O Projeto Genoma Humano e o ENCODE disponibilizaram ao longo dos últimos anos novos conhecimentos sobre os processos que envolvem a expressão gênica:

- mesmo que uma pequena porção do genoma humano consista de ORF, a maioria do DNA é transcrito em RNA não codificadores de proteínas, acredita-se que essas TARs (regiões de transcrição ativa, em português) têm função regulatória nos processos moleculares; - conservação evolutiva de sequências não codificadoras. Sequências altamente conservadas variam muito pouco entre a evolução da diversidade das espécies e acredita-se que assumem funções cruciais nos organismos;

- pseudogenes são componentes do genoma formados por processos como duplicação e subsequente mutação de um gene de maneira que a copia mutada perde a função, entretanto, causam confusão para a bioinformática;

- alguns elementos regulatórios como os “enhancers” não estão próximos do gene, mas localizados a certa distância do loci do exon, até mesmo perto de outros genes;

- alguns elementos regulatórios estão localizados em regiões de transcrição do DNA;

- seqüências de genes podem ser transcritas em mais de um RNA primário e em diferentes mRNA;

- múltiplos transcritos de uma mesma seqüência de DNA, splicing alternativo, é mais comum do que se esperava;

- Definição operacional de gene. A identificação de genes, ou pelo menos, genes putativos, na era do Projeto Genoma Humano/ENCODE tornou-se, em grande parte, um conjunto de tarefas desempenhadas por computadores.
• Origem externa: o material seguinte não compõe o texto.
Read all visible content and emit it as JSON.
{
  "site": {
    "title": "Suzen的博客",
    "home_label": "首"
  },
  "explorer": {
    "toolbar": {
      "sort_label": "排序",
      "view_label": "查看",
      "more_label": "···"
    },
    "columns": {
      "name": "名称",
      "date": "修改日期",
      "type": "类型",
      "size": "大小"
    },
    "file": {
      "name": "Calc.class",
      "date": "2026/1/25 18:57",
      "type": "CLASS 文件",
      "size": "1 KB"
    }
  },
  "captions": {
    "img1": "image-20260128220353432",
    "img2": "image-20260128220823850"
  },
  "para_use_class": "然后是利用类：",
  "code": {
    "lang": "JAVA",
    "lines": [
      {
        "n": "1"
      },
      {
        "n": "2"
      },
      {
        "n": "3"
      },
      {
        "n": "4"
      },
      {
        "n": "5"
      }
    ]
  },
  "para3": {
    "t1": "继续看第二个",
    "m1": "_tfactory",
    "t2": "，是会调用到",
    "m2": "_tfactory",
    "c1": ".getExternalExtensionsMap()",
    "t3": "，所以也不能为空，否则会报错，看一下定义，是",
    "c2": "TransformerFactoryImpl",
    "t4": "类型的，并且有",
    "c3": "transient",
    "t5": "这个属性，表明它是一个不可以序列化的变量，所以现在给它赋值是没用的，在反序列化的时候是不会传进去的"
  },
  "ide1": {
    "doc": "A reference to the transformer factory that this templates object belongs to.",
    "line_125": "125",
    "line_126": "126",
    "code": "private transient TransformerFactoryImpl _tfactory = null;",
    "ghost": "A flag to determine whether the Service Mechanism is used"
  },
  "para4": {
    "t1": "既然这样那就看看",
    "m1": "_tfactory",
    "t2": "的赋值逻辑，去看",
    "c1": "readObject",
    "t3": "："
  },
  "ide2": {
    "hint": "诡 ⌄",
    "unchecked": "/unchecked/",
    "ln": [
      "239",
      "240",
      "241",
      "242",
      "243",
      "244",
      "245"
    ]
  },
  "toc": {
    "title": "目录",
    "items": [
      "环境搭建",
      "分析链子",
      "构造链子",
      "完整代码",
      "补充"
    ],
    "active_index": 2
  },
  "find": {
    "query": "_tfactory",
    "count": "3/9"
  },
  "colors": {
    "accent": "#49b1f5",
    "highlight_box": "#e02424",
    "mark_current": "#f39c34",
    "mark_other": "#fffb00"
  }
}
O foco da genética mudou de a função através das

gerações (herança/transmisão) para a função no indivíduo para a sequencia funcional para a busca corrente pela função das sequencias determinadas no projeto genoma. Gene são, agora, nao apenas ORFs, mas modelos estatísticos de informações sumarizadas de muitos experimentos (SMITH & ADKISON, 2010, p. 13-15).

O mais recente conceito operacional de gene foi apresentado pelos cientistas do projeto ENCONDE (GERSTEIN et al 2007), que define o gene como a união de sequências do genoma codificando um conjunto de produtos funcionais, sendo que

1. um gene é uma sequencia do genoma (DNA ou RNA) codificando diretamente moléculas de produto funcional, RNA ou proteínas; 2. no caso de haver diversos produtos funcionais compartilhando a mesma região sobreposta, um deles pega a união de todas as sequencias sobrepostas codificadoras para ele;

3. esta união deve ser coerente - ou seja, ocorrer separadamente para os produtos finais de proteína e RNA – mas não requer que todos os produtos compartilhem subsequencias comuns (GERSTEIN et. al., p. 676, 2007).

A definição de gene proposta pelo ENCODE é recente e ainda não recebeu aceitação de todos grupos de cientistas e está suscetível as mudanças oriundas de novas descobertas da Biologia Molecular. “A Genética é um campo que evolui rapidamente, e pesquisas futuras poderão prover novos conhecimentos que poderão afetar, com impacto, a definição de gene” (SMITHS e ADKISON, 2010, p. 16). Esta definição apresentada pelo ENCODE ainda causa controvérsias entre os pesquisadores.